The initiative included the unveiling of a new video, highlighting the kind of specific policy efforts the country can expect from the “Republican-Tea Party Contract.”
At first, I was a little skeptical about this tack. To be sure, the charge is accurate. My skepticism, though, has to do with public awareness — do enough Americans even know about Tea Partiers’ extremism? Or are we still at a point where Americans hear “Tea Party,” and think of Boston colonists in 1773?
Presumably, the DNC has extensive polling data on this, which likely shows the American mainstream — especially self-described “independents” and swing voters — turned off by Tea Partiers’ radicalism. Which leads to the stronger part of the Democrats’ plan: it puts Republicans on the defensive.
Indeed, yesterday, GOP leaders were quick to denounce, and sometimes even mock, the new Democratic effort. But when reporters asked if the DNC’s charges are true — in other words, whether Republicans and Tea Partiers really are one and the same, with an identical right-wing agenda — those same GOP leaders suddenly felt shy.
An RNC spokesperson “would not say whether the RNC disagrees with any of the 10 agenda items.” A wide variety of Republican officials were quick to respond to the DNC’s initiative, but not one was prepared to “refute specific points.”
That’s not surprising.

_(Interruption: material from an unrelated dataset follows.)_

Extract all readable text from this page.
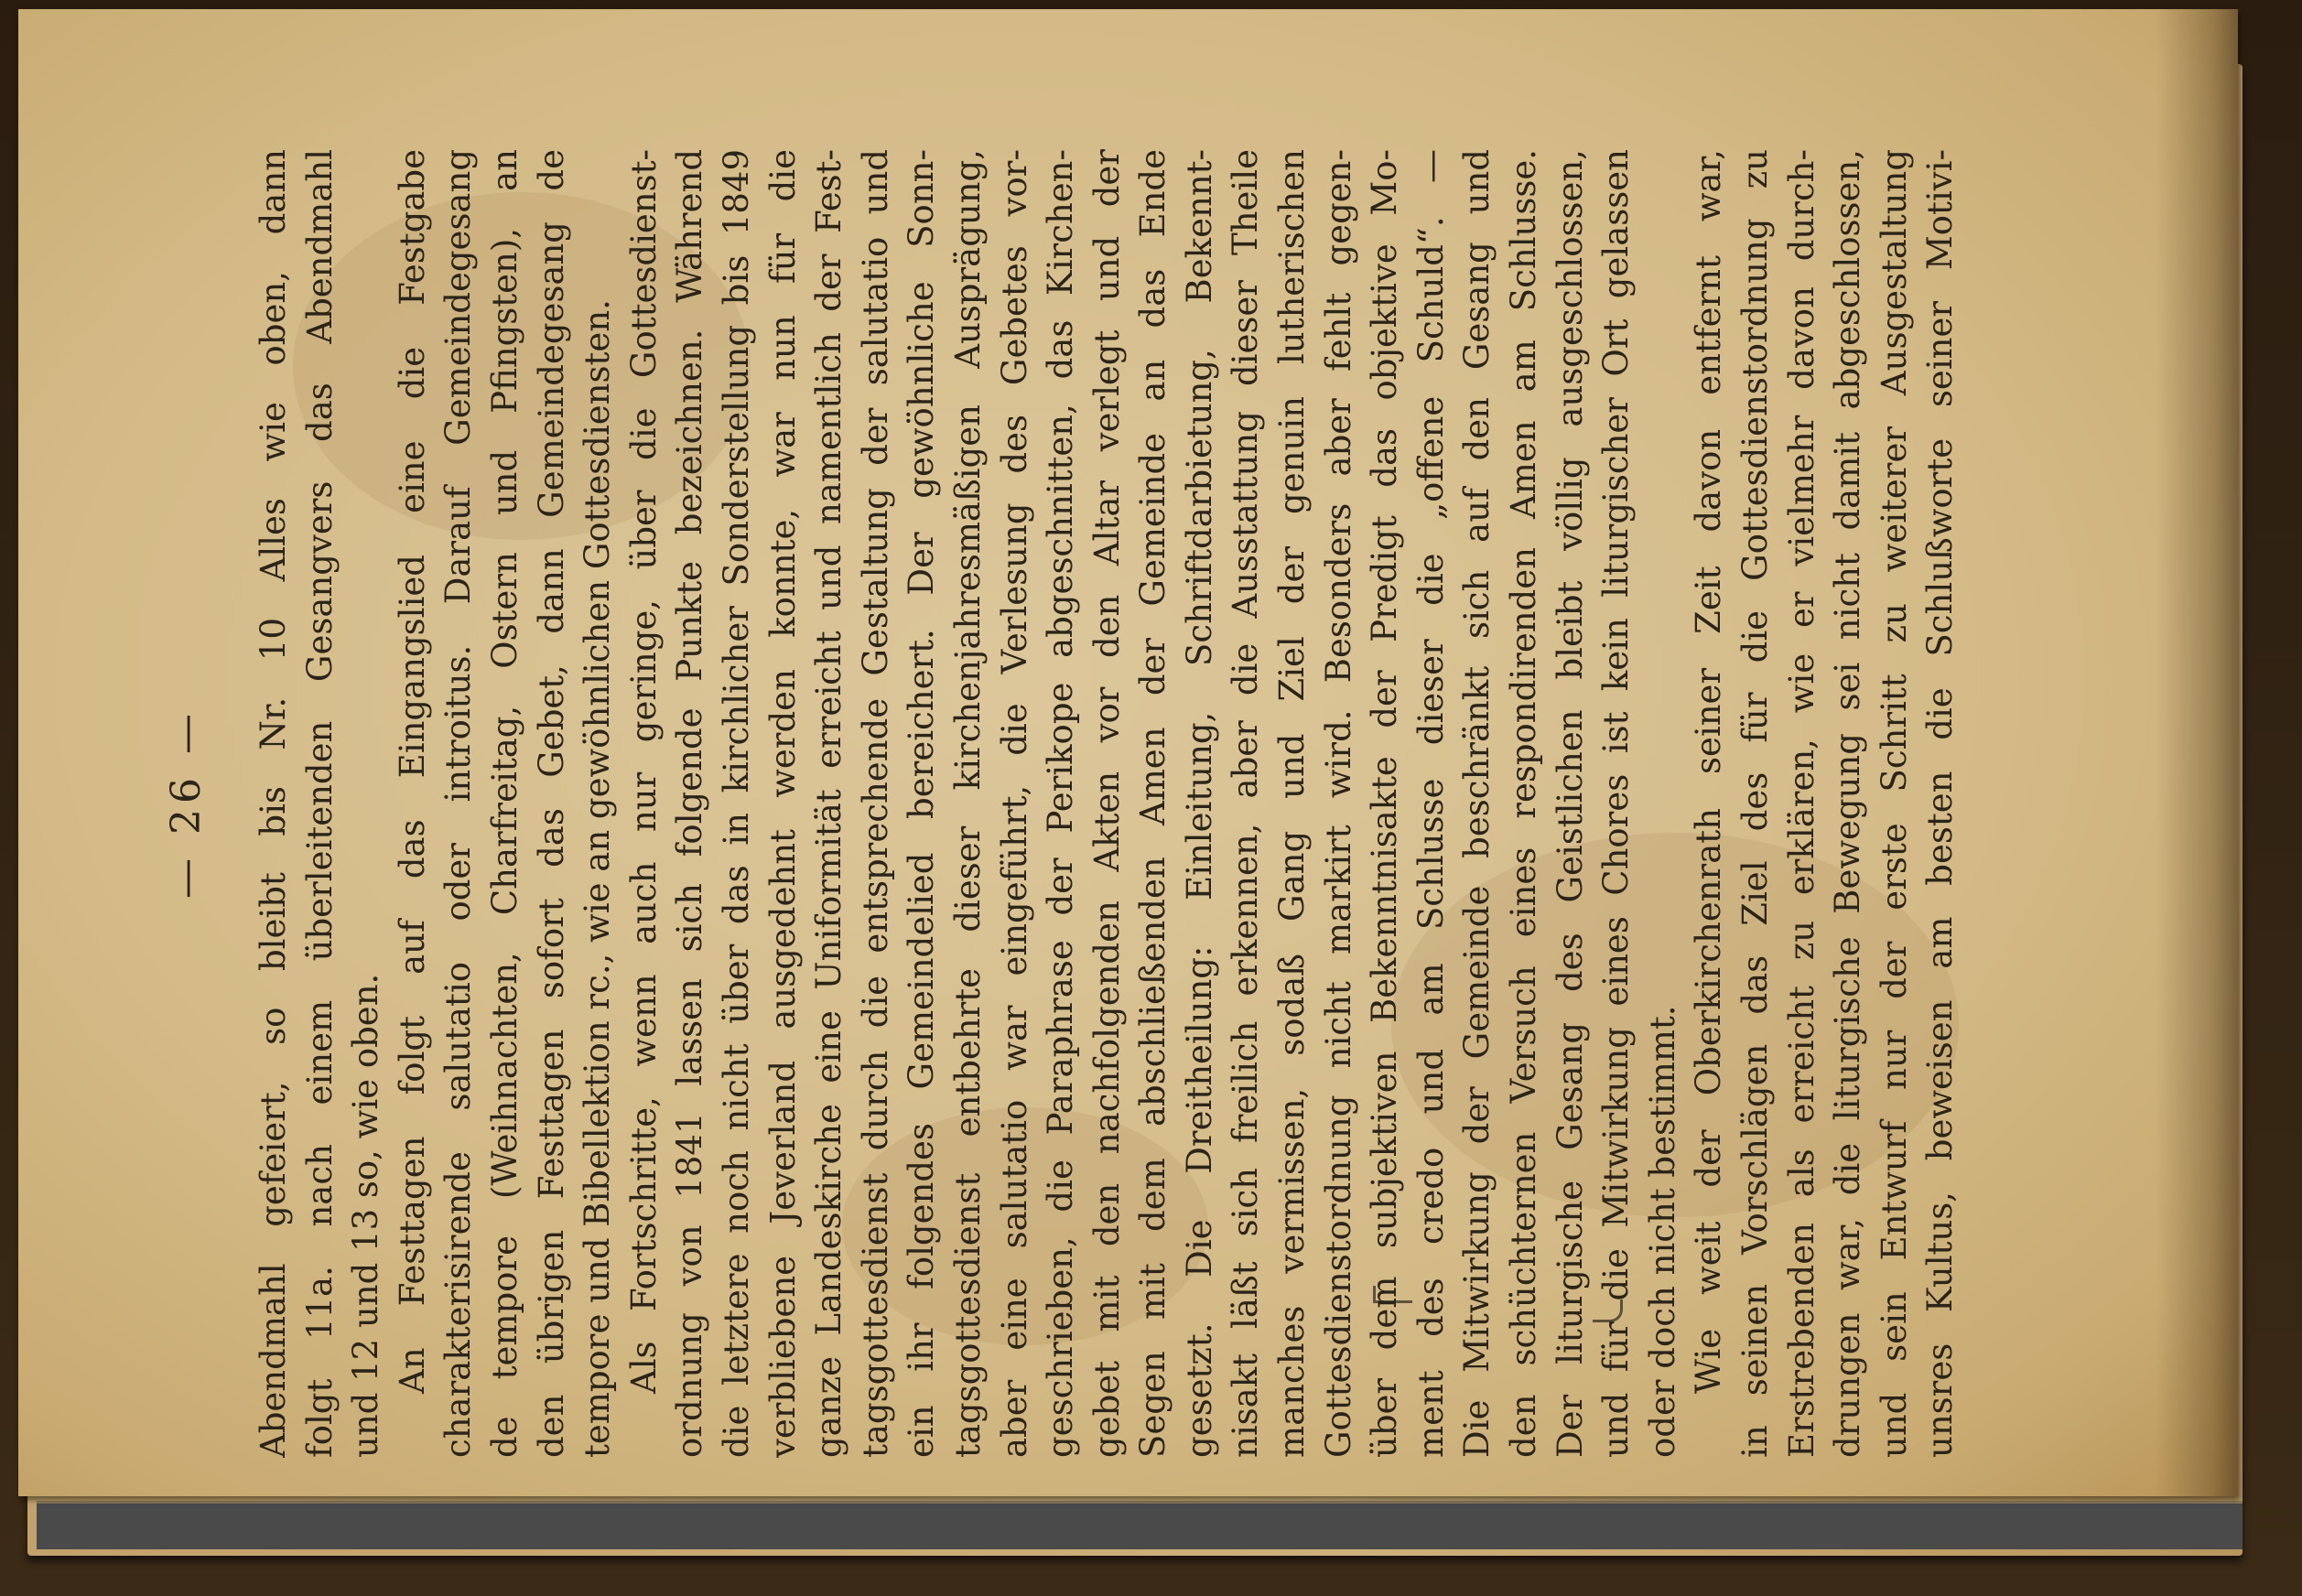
— 26 — Abendmahl gefeiert, so bleibt bis Nr. 10 Alles wie oben, dann folgt 11a. nach einem überleitenden Gesangvers das Abendmahl und 12 und 13 so, wie oben. An Festtagen folgt auf das Eingangslied eine die Festgabe charakterisirende salutatio oder introitus. Darauf Gemeindegesang de tempore (Weihnachten, Charfreitag, Ostern und Pfingsten), an den übrigen Festtagen sofort das Gebet, dann Gemeindegesang de tempore und Bibellektion rc., wie an gewöhnlichen Gottesdiensten. Als Fortschritte, wenn auch nur geringe, über die Gottesdienst- ordnung von 1841 lassen sich folgende Punkte bezeichnen. Während die letztere noch nicht über das in kirchlicher Sonderstellung bis 1849 verbliebene Jeverland ausgedehnt werden konnte, war nun für die ganze Landeskirche eine Uniformität erreicht und namentlich der Fest- tagsgottesdienst durch die entsprechende Gestaltung der salutatio und ein ihr folgendes Gemeindelied bereichert. Der gewöhnliche Sonn- tagsgottesdienst entbehrte dieser kirchenjahresmäßigen Ausprägung, aber eine salutatio war eingeführt, die Verlesung des Gebetes vor- geschrieben, die Paraphrase der Perikope abgeschnitten, das Kirchen- gebet mit den nachfolgenden Akten vor den Altar verlegt und der Segen mit dem abschließenden Amen der Gemeinde an das Ende gesetzt. Die Dreitheilung: Einleitung, Schriftdarbietung, Bekennt- nisakt läßt sich freilich erkennen, aber die Ausstattung dieser Theile manches vermissen, sodaß Gang und Ziel der genuin lutherischen Gottesdienstordnung nicht markirt wird. Besonders aber fehlt gegen- über dem subjektiven Bekenntnisakte der Predigt das objektive Mo- ment des credo und am Schlusse dieser die „offene Schuld“. — Die Mitwirkung der Gemeinde beschränkt sich auf den Gesang und den schüchternen Versuch eines respondirenden Amen am Schlusse. Der liturgische Gesang des Geistlichen bleibt völlig ausgeschlossen, und für die Mitwirkung eines Chores ist kein liturgischer Ort gelassen oder doch nicht bestimmt. Wie weit der Oberkirchenrath seiner Zeit davon entfernt war, in seinen Vorschlägen das Ziel des für die Gottesdienstordnung zu Erstrebenden als erreicht zu erklären, wie er vielmehr davon durch- drungen war, die liturgische Bewegung sei nicht damit abgeschlossen, und sein Entwurf nur der erste Schritt zu weiterer Ausgestaltung unsres Kultus, beweisen am besten die Schlußworte seiner Motivi-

When Dems insist Republicans and Tea Partiers are identical, GOP officials can either (a) disagree, and offend their base; or (b) embrace the criticism, and risk turning off everyone else.
Looking at the big picture, Dems have struggled to settle on a specific campaign theme. “Party of No” was dubious, in part because Republicans seem to like it. The ideal for the DNC, then, is to figure out how to characterize Republicans as the “party of crazy.” Equating them with anti-government zealots and wild-eyed conspiracy cranks might just do the trick.
Marc Ambinder explained the strategy this way: “The Republicans want to be mayors of crazy-town. They’ve embraced a fringe and proto-racist isolationist and ignorant conservative populism that has no solutions for fixing anything and the collective intelligence of a wine flask.”